New Orleans voters on Saturday approved a $150 million dollar property tax over 10 years to fund maintenance of New Orleans public schools.
The vote means that a property tax set to expire in 2021 will remain in place through 2025. The tax was instituted to repay bonds for school construction and improvements. Now, as those bonds are paid off, the money will shift to a dedicated facilities fund.
The owner of a $200,000 home pays about $62 in that tax.
Though proponents and opponents of the tax generally agreed that the money is necessary to maintain the $1.8 billion federal investment in public school buildings after Hurricane Katrina, they did not agree on the timing of it or how the money will be disbursed.
What was not immediately clear from the text of the proposition, and a chief complaint of opponents, is how the money will be split between the Orleans Parish School District and the Recovery School District.

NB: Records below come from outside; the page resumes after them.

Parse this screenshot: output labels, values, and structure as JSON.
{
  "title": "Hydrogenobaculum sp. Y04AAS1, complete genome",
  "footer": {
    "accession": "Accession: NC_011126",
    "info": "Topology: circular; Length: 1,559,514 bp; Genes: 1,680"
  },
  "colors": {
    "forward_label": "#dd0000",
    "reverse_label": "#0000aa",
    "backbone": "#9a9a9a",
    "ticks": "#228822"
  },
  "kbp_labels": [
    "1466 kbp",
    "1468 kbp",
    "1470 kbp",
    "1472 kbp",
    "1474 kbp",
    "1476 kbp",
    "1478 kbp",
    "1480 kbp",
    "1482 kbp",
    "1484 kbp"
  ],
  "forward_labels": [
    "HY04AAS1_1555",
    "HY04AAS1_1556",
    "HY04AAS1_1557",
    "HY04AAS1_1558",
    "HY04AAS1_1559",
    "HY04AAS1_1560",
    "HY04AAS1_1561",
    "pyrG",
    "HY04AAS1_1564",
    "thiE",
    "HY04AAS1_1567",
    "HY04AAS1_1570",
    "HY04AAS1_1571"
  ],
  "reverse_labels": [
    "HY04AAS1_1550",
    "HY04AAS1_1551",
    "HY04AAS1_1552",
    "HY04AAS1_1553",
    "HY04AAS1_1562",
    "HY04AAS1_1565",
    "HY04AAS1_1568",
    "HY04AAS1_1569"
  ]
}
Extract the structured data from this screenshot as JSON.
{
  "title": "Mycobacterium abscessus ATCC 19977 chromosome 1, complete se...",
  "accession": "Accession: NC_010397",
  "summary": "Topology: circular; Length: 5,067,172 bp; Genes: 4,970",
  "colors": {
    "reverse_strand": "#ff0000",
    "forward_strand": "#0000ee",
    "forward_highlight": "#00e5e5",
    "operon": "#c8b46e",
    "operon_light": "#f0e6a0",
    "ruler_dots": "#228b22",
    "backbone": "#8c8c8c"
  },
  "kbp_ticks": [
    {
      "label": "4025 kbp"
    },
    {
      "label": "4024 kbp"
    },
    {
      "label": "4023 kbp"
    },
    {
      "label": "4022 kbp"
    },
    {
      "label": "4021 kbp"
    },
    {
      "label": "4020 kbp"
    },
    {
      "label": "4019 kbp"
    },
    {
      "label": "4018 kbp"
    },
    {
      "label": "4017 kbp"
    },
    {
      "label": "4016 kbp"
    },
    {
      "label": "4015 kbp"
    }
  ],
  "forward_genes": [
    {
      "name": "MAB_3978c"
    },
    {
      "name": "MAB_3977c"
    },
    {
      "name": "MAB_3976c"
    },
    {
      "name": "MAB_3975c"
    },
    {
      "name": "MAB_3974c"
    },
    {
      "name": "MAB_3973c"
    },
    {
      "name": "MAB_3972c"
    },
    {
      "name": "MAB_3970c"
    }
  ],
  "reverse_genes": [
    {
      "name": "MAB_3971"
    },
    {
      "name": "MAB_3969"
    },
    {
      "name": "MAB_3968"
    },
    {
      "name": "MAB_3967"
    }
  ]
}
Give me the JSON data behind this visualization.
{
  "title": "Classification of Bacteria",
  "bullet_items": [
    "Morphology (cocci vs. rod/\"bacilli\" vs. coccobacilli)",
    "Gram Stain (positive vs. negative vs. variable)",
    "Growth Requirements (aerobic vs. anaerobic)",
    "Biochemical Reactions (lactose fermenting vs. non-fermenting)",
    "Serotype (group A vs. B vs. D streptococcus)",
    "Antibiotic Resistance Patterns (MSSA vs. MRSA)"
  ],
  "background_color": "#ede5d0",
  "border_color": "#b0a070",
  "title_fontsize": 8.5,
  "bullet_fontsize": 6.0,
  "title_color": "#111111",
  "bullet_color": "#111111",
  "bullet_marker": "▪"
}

The two will divvy up the anticipated $15 million each year according to their enrollment. The RSD educates about 70 percent of New Orleans public school students.
The flow of money is guided by Act 543, sponsored by New Orleans state Rep. Walt Leger and signed into law by Gov. Bobby Jindal this summer. Though clearly written with New Orleans in mind, the law is meant to apply statewide – so it doesn’t mention the Orleans Parish School Board by name.
It requires both the RSD and the home school district — the parish school board in this case — to establish parallel facilities offices. Money will be allocated to each district based on enrollment. Funding will be further divvied up by enrollment per campus, with funds required to stay with the campus.
The tax drew some unlikely opponents — members of the Orleans Parish School Board itself.
School Board members Cynthia Cade, Ira Thomas, and Leslie Ellison voted against placing the proposition on the ballot in the first place. Ellison said there was no need for the vote to occur this year. Indeed most of the money won’t become available for a few years.
Proponents of the tax, such as School Board member Sarah Usdin, said it’s about maintaining the schools, not which agency manages the money.
A campaign supporting the tax was at the center of a legal battle in the weeks leading up to Saturday’s election. Attorney Willie Zanders sued the School Board on behalf of the community group Justice and Beyond, alleging misuse of public funds and property.
The lawsuit was prompted by signs hanging on some city schools that read “Our Students Our Schools Vote Dec. 6” next to a group of smiling children holding their thumbs up.
Schools agreed to remove the banners a few days before the election.